In 1963, Streisand re-recorded the song for her second album The Second Barbra Streisand Album, which appeared on the compilation The Essential Barbra Streisand. In her first television special, My Name is Barbra, she performed a bitterly jubilant version of the song. In 2000, she performed the song on her Timeless Tour, and a live recording was included on the live album Timeless: Live in Concert and the DVD.

==Other notable recordings==
- Arden-Ohman Orchestra (Victor, 1929) – Joel Whitburn estimates this recording would have charted at No. 6 if the Billboard Hot 100 had existed.
- Paul Whiteman and his Orchestra (Columbia, 1929) – Joel Whitburn estimates this recording would have charted at No. 3 if the Billboard Hot 100 had existed.
- Perry Askam (Victor, 1930) – Joel Whitburn estimates this recording would have charted at No. 20 if the Billboard Hot 100 had existed.

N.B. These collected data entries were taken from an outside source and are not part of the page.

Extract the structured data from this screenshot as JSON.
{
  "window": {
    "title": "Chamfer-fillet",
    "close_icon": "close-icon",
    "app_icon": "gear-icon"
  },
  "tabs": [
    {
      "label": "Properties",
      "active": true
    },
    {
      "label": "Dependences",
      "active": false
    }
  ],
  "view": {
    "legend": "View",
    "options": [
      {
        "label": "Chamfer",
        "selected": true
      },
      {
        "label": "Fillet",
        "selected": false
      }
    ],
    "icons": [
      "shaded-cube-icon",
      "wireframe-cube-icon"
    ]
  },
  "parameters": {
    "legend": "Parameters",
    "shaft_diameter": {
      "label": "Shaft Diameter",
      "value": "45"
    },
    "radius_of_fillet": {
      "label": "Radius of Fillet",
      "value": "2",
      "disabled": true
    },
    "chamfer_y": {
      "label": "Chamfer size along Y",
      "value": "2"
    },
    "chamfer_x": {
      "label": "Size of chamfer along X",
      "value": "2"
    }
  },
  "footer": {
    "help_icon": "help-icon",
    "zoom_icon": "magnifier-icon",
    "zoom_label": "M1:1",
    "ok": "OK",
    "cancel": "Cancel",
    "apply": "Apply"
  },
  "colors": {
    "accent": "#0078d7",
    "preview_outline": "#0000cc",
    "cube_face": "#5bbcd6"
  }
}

- Artie Shaw – a major instrumental hit record for Shaw, recorded 17 January 1939 for Victor Records and released on their subsidiary Bluebird record label as the "A" side of record number B-10126. Shaw had risen from almost total obscurity less than six months earlier, to having won the Downbeat Magazine Annual Reader's Poll at the end of 1938, and was leading the preeminent swing band in the US throughout 1939, recording numerous hits and dominating record charts as a popular and jazz artist. He performed the song regularly throughout his career until his retirement as a performing clarinetist and bandleader in 1954.
- Nat King Cole – a single in 1953 which reached the Billboard charts, peaking at No. 16
- Ella Fitzgerald sang the song at a fast tempo for her 1955 album Sweet and Hot.
- Gogi Grant, a pop singer from Philadelphia, included the song on her 1959 album Torch Time. Her reading is among the slowest.
- The Jazz saxophonist John Coltrane recorded the song in 1958 for his 1964 album Black Pearls. Joined by trumpeter Donald Byrd, pianist Red Garland, bassist Paul Chambers and drummer Art Taylor, Coltrane sets a very fast pace for this instrumental version.
- The jazz singer Cassandra Wilson included the song on her 2008 album Loverly. Wilson changes the lyrics in the manner of Mildred Bailey.